O governo da Venezuela determinou a prisão imediata de todas as pessoas envolvidas direta ou indiretamente na operação militar dos Estados Unidos que resultou na captura de Nicolás Maduro. A ordem consta em um decreto de estado de emergência, divulgado oficialmente nesta segunda-feira (5), segundo informações da agência Reuters.

O documento autoriza as forças de segurança do país a iniciar buscas e detenções em todo o território nacional contra indivíduos acusados de colaborar, facilitar ou apoiar a ação conduzida por tropas norte-americanas em Caracas.

Embora o decreto esteja em vigor desde o último sábado, seu conteúdo completo só veio a público após a ofensiva militar que culminou na prisão de Maduro e de sua esposa, Cilia Flores, no dia 3. O casal foi levado para os Estados Unidos e permanece detido em um presídio em Nova York.

O secretário de Defesa dos EUA, Pete Hegseth, afirmou que menos de 200 militares americanos participaram diretamente da incursão em solo venezuelano. Em discurso, ele declarou que “quase 200 dos nossos melhores homens” entraram no centro de Caracas para capturar um indivíduo procurado pela Justiça americana, ressaltando que nenhum soldado dos EUA morreu na operação.

Hegseth, no entanto, não esclareceu se esse número inclui apenas as tropas que atuaram em terra ou também os militares envolvidos no apoio aéreo, que teria contado com mais de 150 aeronaves. O Pentágono informou que não tinha novos detalhes além das declarações já feitas.

Nos Estados Unidos, Maduro responde a graves acusações, entre elas conspiração para narcoterrorismo, tráfico internacional de cocaína, posse de armamento pesado e conspiração contra o país. Tanto ele quanto Cilia Flores se declararam inocentes de todas as acusações.

Durante audiência de custódia realizada nesta segunda-feira no tribunal federal de Lower Manhattan, Maduro afirmou ao juiz Alvin K. Hellerstein que ainda se considera presidente da Venezuela e disse ter sido “sequestrado”.

“Sou inocente.
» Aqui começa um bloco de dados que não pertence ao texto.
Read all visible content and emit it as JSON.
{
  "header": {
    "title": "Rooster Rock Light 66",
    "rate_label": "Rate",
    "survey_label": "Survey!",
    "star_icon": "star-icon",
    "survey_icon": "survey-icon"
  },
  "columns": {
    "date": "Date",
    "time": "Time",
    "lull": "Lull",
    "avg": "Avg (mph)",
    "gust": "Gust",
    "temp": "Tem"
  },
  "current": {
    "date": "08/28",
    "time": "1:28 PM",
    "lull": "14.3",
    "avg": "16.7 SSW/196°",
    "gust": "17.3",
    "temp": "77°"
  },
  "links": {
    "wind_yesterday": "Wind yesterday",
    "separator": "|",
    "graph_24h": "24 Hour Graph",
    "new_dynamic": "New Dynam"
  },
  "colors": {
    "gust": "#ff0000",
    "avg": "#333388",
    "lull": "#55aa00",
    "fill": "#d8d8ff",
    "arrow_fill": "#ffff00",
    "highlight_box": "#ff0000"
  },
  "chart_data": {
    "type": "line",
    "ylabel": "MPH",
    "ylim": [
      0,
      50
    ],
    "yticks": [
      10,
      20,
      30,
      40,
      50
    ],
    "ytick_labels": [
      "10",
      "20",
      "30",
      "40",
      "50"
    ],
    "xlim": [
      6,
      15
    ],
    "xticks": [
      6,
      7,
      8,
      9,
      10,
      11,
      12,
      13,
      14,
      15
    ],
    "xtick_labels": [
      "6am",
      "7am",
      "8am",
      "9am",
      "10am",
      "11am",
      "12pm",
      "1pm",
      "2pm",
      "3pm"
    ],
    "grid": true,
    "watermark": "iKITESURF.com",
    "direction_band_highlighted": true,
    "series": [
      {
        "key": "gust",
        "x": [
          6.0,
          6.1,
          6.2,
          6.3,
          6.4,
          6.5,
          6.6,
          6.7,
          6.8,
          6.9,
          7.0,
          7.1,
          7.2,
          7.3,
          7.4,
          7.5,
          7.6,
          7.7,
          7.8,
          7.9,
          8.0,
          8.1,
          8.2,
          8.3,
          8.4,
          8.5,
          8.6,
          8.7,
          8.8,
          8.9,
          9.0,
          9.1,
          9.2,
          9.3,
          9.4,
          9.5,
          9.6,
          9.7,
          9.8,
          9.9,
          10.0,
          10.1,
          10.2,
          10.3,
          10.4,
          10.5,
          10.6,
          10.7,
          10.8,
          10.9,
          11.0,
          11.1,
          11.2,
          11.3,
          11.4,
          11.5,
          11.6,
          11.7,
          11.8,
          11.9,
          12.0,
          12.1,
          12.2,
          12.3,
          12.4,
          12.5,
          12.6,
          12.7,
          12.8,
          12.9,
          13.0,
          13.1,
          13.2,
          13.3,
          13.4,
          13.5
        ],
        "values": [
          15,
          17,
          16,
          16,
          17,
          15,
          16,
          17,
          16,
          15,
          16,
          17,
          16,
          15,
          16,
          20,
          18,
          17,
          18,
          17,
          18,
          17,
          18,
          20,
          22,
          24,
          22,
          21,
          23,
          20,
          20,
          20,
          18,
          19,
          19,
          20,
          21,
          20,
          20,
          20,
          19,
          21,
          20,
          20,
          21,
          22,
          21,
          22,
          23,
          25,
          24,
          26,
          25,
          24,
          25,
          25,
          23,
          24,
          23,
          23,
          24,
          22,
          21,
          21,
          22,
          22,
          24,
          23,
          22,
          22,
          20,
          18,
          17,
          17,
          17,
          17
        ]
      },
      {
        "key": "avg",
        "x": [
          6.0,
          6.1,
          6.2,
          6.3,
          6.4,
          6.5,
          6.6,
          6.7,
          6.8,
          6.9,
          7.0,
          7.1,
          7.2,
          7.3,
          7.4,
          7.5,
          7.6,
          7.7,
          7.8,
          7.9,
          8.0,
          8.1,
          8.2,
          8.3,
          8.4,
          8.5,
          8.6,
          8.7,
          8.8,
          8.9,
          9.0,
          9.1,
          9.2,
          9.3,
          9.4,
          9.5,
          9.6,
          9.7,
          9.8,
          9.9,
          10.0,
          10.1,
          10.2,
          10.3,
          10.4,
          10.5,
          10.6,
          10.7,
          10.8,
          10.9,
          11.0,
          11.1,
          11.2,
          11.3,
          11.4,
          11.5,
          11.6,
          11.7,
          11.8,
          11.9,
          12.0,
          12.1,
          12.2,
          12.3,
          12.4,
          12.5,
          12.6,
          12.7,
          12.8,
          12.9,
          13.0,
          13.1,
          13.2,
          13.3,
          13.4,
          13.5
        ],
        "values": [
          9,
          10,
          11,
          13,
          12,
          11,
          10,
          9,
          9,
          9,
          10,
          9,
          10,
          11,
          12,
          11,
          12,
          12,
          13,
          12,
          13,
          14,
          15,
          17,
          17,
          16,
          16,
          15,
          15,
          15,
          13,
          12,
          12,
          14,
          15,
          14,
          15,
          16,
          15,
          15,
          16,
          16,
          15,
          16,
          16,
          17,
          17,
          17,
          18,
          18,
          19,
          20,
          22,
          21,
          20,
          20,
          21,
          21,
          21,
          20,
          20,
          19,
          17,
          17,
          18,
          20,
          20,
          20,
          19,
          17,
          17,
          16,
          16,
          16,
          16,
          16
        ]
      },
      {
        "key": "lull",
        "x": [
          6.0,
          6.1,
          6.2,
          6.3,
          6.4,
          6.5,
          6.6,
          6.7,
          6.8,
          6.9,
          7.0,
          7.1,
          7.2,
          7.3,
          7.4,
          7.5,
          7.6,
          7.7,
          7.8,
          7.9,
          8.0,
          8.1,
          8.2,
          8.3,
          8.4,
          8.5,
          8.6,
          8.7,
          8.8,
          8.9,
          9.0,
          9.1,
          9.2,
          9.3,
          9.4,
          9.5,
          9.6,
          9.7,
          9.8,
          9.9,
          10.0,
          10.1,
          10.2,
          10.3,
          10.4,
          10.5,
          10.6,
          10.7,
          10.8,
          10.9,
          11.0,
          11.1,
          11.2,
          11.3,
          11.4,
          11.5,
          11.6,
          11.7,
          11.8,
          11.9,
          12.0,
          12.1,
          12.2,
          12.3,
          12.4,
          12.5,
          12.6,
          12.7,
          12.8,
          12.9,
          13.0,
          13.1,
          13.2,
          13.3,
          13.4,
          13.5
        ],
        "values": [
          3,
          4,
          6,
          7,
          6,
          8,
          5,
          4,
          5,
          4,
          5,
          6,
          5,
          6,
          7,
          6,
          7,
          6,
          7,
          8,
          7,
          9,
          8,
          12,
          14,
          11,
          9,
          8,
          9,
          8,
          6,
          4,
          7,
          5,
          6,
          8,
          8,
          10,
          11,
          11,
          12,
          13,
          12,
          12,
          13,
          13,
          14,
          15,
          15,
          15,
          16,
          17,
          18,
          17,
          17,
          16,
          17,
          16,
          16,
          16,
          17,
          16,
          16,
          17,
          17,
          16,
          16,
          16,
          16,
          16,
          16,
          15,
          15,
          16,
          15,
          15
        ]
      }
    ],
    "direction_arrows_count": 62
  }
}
Não sou culpado. Sou um homem decente”, afirmou, com auxílio de um intérprete.

Cilia Flores também negou todas as acusações, declarando-se “completamente inocente”. O casal deverá retornar ao tribunal em 17 de março, data marcada para a próxima audiência. Ao deixar o local, Maduro declarou em espanhol: “Sou um prisioneiro de guerra”.